La Guajira frente a los efectos de la crisis por el Covid-19

Por Rafael Humberto Frías

La situación actual que está viviendo Colombia y el mundo por los efectos de la pandemia del coronavirus, demanda propuestas desde diferentes ángulos en la búsqueda de una posible solución o apoyo a este inmenso desafío de la crisis mundial. Todos en el mundo están buscando salidas. Estados, naciones, departamentos, municipios, ciudades, comunidades, agencias, corporaciones, personas y entes, buscan de manera ansiosa respuestas a su situación en particular. Ante semejante situación, tan crítica y de cobertura global, considero que, en nuestro departamento debe convocarse a todos los sectores estratégicos de la península para buscar respuestas que orienten en la búsqueda de salidas hacia la reactivación integral de nuestro departamento.

Reactivar social y económicamente a La Guajira debe ser un compromiso de todos. Este desafío mundial requiere afrontarlo con todos los actores del desarrollo territorial y regional. Aquí no puede haber convidados de piedras. Cada quien desde su perspectiva debe aportar un granito de arena para contribuir a encontrar una luz al final del túnel. Hoy los centros de pensamiento, las cámaras de comercio, las universidades y los gremios productivos, juegan un rol importante para prender las locomotoras y arrastrar los vagones vacíos que nos deja esta pandemia letal.  

Pero indudablemente que, lo peor es ponerse a llorar sobre la leche derramada, porque históricamente los guajiros hemos demostrado que estamos hecho de templanza y valor y procedemos de una raza noble y bravía. Considero que, así como hay que tirar líneas estratégicas que nos permitan recuperar de nuevo la economía departamental, hay que hacer un inventario de todas las fallas que tenemos en nuestro sistema de salud para la prestación de unos servicios eficientes, pertinentes, oportunos y de calidad. Tenemos que comenzar a trabajar con indicadores y estadísticas, apartarnos de la improvisación y acudir al direccionamiento estratégico y político de un Departamento que necesita despegar de esta crisis profunda en todos sus órdenes.

Todas las dimensiones del desarrollo territorial están golpeadas, la político-institucional, siente los rigores de unas entidades territoriales que redujeron ostensiblemente su carga tributaria. La dimensión socio-cultural, refleja no solamente en la salud sino en la educación, que no estábamos preparados para enfrentar una pandemia de tan grandes proporciones.

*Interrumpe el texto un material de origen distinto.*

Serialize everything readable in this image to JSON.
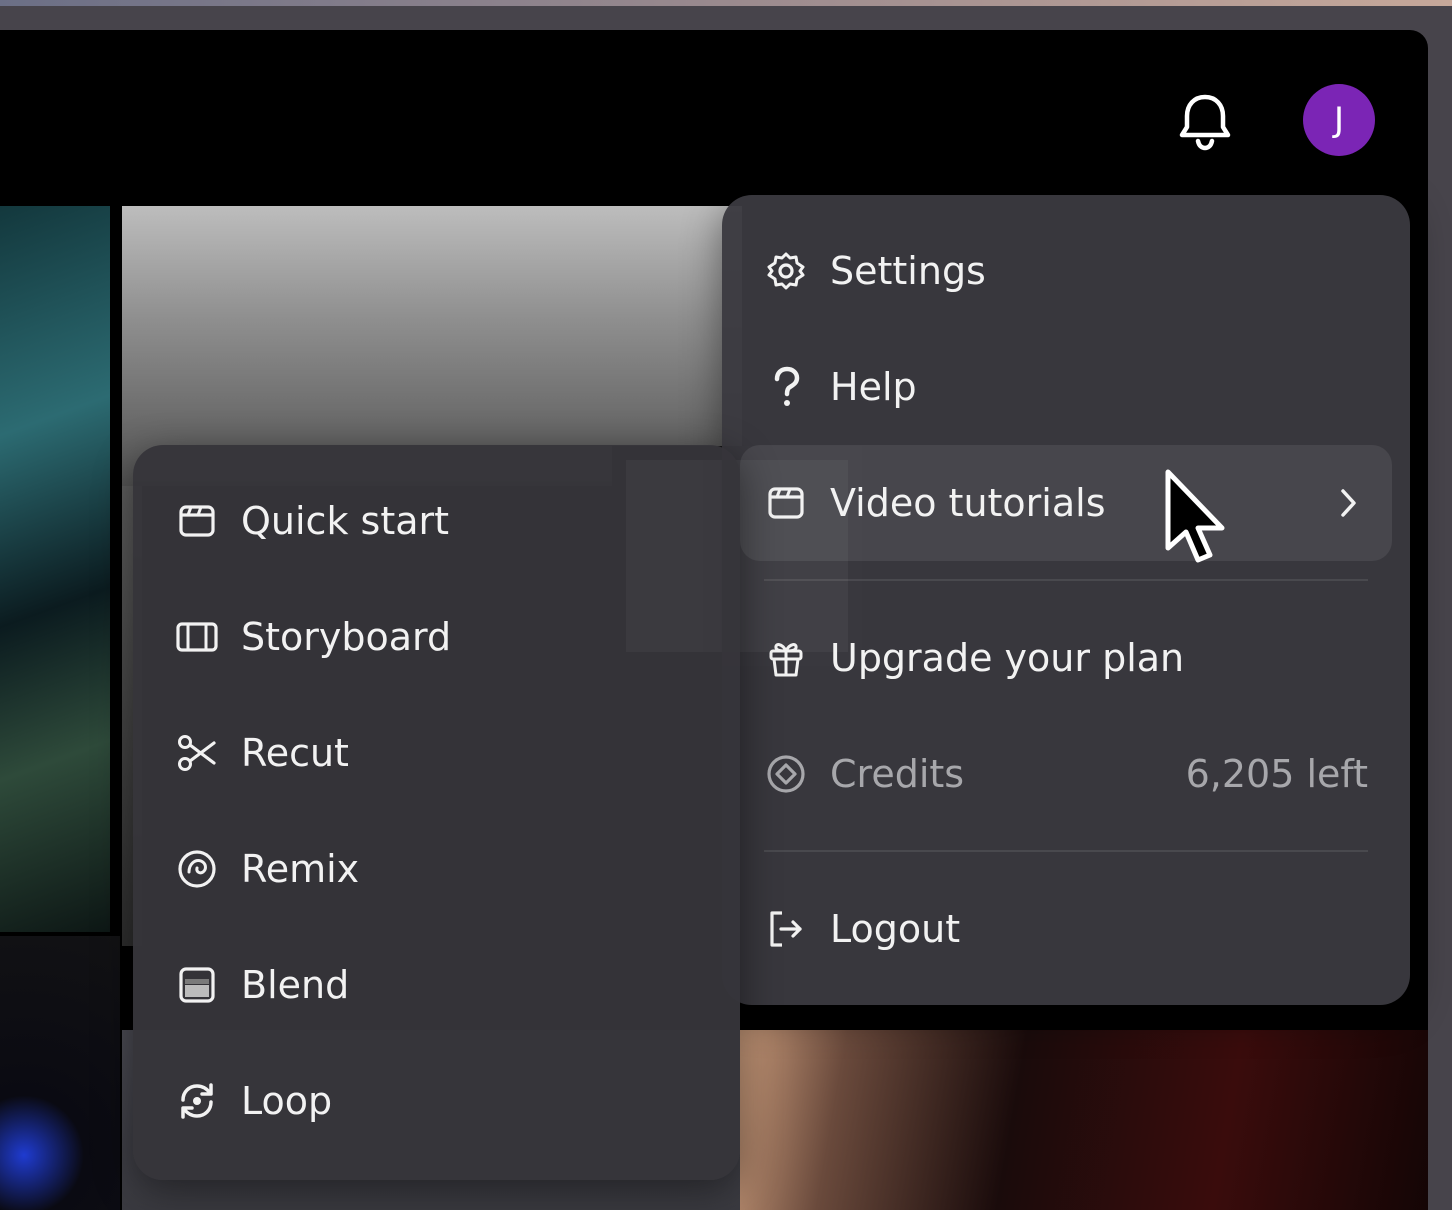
{
  "header": {
    "avatar_initial": "J",
    "avatar_color": "#7b25b5",
    "notification_icon": "bell-icon"
  },
  "account_menu": {
    "items": [
      {
        "label": "Settings",
        "icon": "gear-icon"
      },
      {
        "label": "Help",
        "icon": "question-icon"
      },
      {
        "label": "Video tutorials",
        "icon": "clapperboard-icon",
        "has_submenu": true,
        "hovered": true
      },
      {
        "label": "Upgrade your plan",
        "icon": "gift-icon"
      },
      {
        "label": "Credits",
        "icon": "credits-icon",
        "value": "6,205 left",
        "disabled": true
      },
      {
        "label": "Logout",
        "icon": "logout-icon"
      }
    ]
  },
  "tutorials_menu": {
    "items": [
      {
        "label": "Quick start",
        "icon": "clapperboard-icon"
      },
      {
        "label": "Storyboard",
        "icon": "storyboard-icon"
      },
      {
        "label": "Recut",
        "icon": "scissors-icon"
      },
      {
        "label": "Remix",
        "icon": "remix-icon"
      },
      {
        "label": "Blend",
        "icon": "blend-icon"
      },
      {
        "label": "Loop",
        "icon": "loop-icon"
      }
    ]
  }
}
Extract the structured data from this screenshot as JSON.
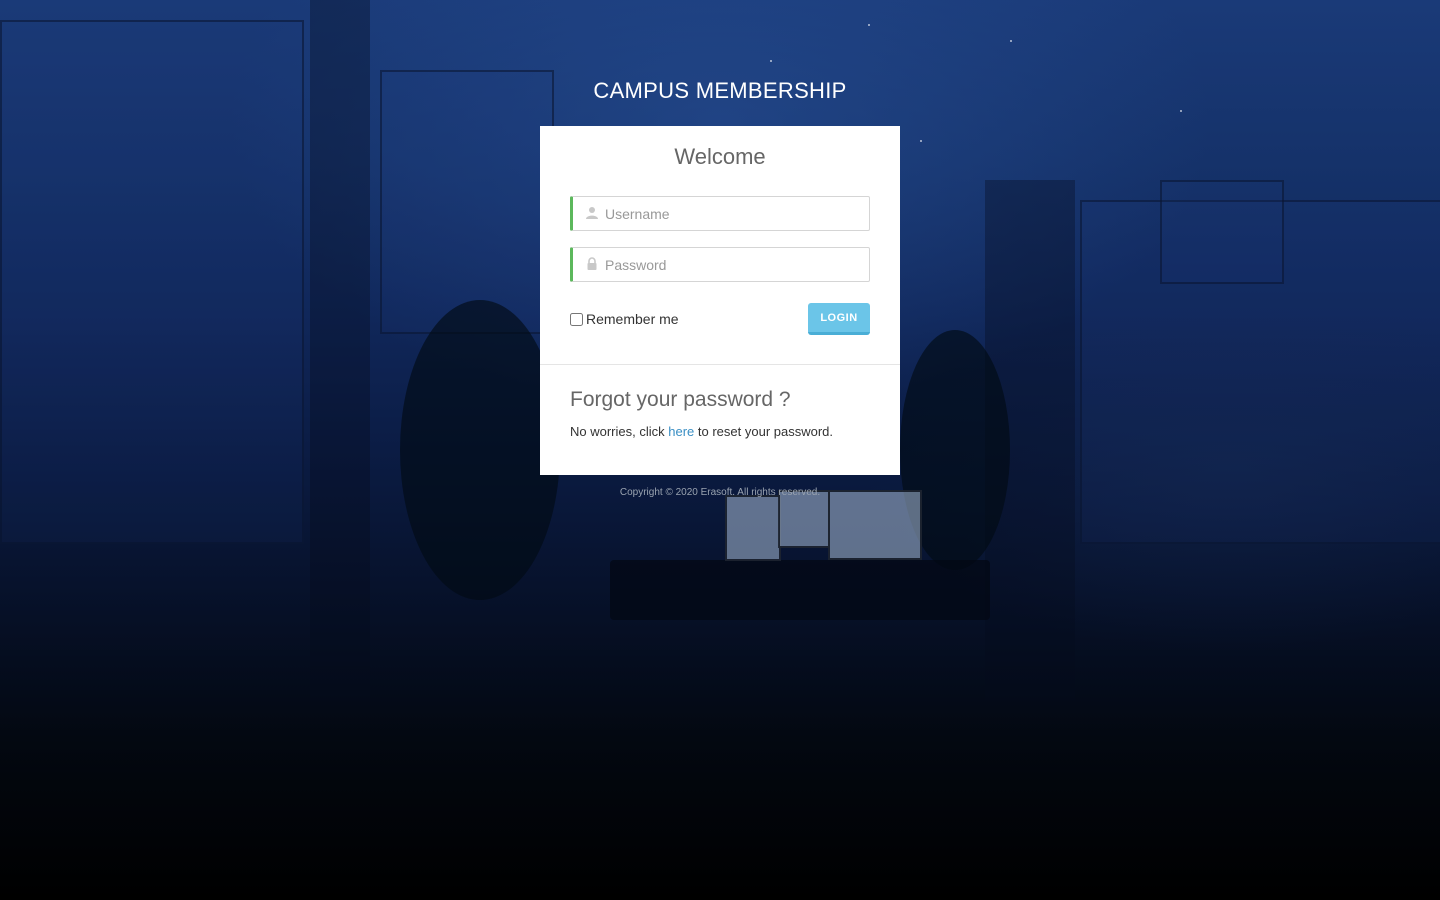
{
  "app": {
    "title": "CAMPUS MEMBERSHIP"
  },
  "login_card": {
    "heading": "Welcome",
    "username": {
      "placeholder": "Username",
      "value": "",
      "icon": "user-icon"
    },
    "password": {
      "placeholder": "Password",
      "value": "",
      "icon": "lock-icon"
    },
    "remember_label": "Remember me",
    "remember_checked": false,
    "login_label": "LOGIN"
  },
  "forgot": {
    "title": "Forgot your password ?",
    "text_before": "No worries, click ",
    "link_text": "here",
    "text_after": " to reset your password."
  },
  "footer": {
    "copyright": "Copyright © 2020 Erasoft. All rights reserved."
  },
  "colors": {
    "accent_green": "#5cb85c",
    "login_button": "#6bc5e8",
    "link": "#3a8fc4"
  }
}
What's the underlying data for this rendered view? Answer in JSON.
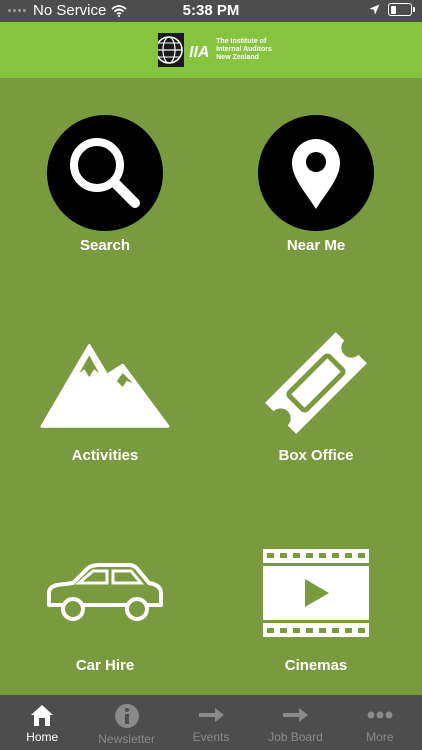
{
  "status": {
    "carrier": "No Service",
    "time": "5:38 PM"
  },
  "header": {
    "logo_mark": "IIA",
    "logo_lines": [
      "The Institute of",
      "Internal Auditors",
      "New Zealand"
    ]
  },
  "tiles": [
    {
      "label": "Search",
      "icon": "search-icon"
    },
    {
      "label": "Near Me",
      "icon": "map-pin-icon"
    },
    {
      "label": "Activities",
      "icon": "mountain-icon"
    },
    {
      "label": "Box Office",
      "icon": "ticket-icon"
    },
    {
      "label": "Car Hire",
      "icon": "car-icon"
    },
    {
      "label": "Cinemas",
      "icon": "film-icon"
    }
  ],
  "tabs": [
    {
      "label": "Home",
      "icon": "home-icon",
      "active": true
    },
    {
      "label": "Newsletter",
      "icon": "info-icon",
      "active": false
    },
    {
      "label": "Events",
      "icon": "arrow-right-icon",
      "active": false
    },
    {
      "label": "Job Board",
      "icon": "arrow-right-icon",
      "active": false
    },
    {
      "label": "More",
      "icon": "more-icon",
      "active": false
    }
  ],
  "colors": {
    "background": "#7a9a3f",
    "header": "#86c440",
    "status_bar": "#4d4d4d",
    "tab_bar": "#4d4d4d",
    "tab_inactive": "#8a8a8a",
    "tab_active": "#ffffff"
  }
}
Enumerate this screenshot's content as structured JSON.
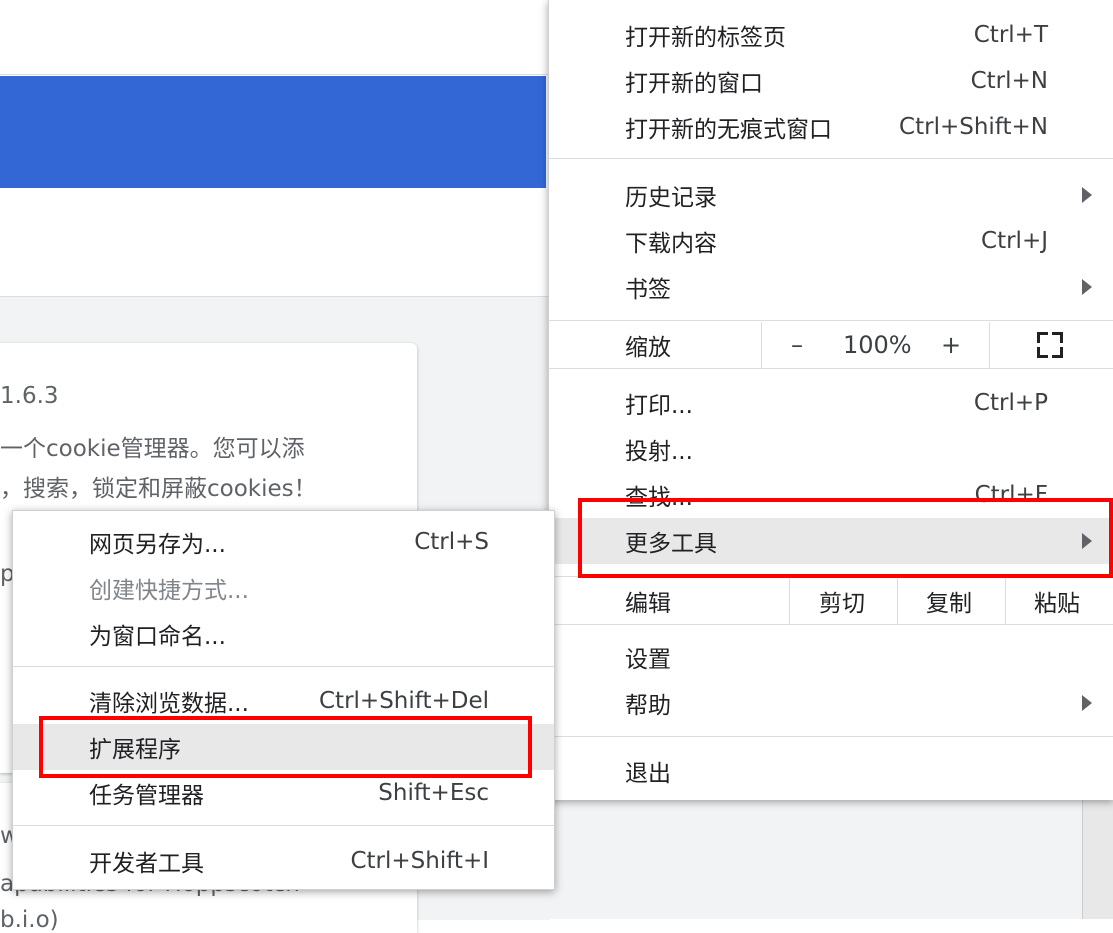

La dimensión económica, quizás la más golpeada, por la parálisis de los sectores que la movilizan, es donde mayor se refleja el empobrecimiento y el desmejoramiento de la calidad de vida de nuestra población, no solamente en los más vulnerables de los vulnerables, sino en aquellos que antes tenían la fortaleza de vender su fuerza de trabajo y hoy ven reducida la oferta y la demanda de trabajo. La dimensión ambiental, dicen que la que mejor respira, sin embargo, también carece de intervenciones en el ambiente natural y construido que dinamicen su equilibrio. La dimensión tecnológica, es la de mayor demanda en nuestro departamento, queda evidenciado que el gran desafío de nuestras entidades territoriales es la cobertura universal en las tecnologías de la información y las comunicaciones, para que nuestros territorios queden conectados al cien por ciento, física y tecnológicamente.

Finalmente, la dimensión poblacional, es quien más ha sentido en carne propia el ensañamiento de esta pandemia en la población más vulnerable. Nuestra población con predisposiciones y enfermedades de base, malnutrida y desnutrida, y con poca capacidad adquisitiva, además de nuestros mayores, son las que nos dejan una sociedad reducida y con dolor en el alma porque nuestra red pública es deficiente y carece de dotación adecuada. Por ese escenario anteriormente descrito, opino que La Guajira debe unirse en el propósito de su reactivación integral. El interés superior debe ser la reconstrucción de nuestra sociedad y su capital social y económico. Para lo cual considero que no debe haber vencedores, ni vencidos, ni ganadores, ni perdedores, sino una cruzada de guajiros por la reiniciación de un nuevo proceso de desarrollo social y económico con las lecciones aprendidas.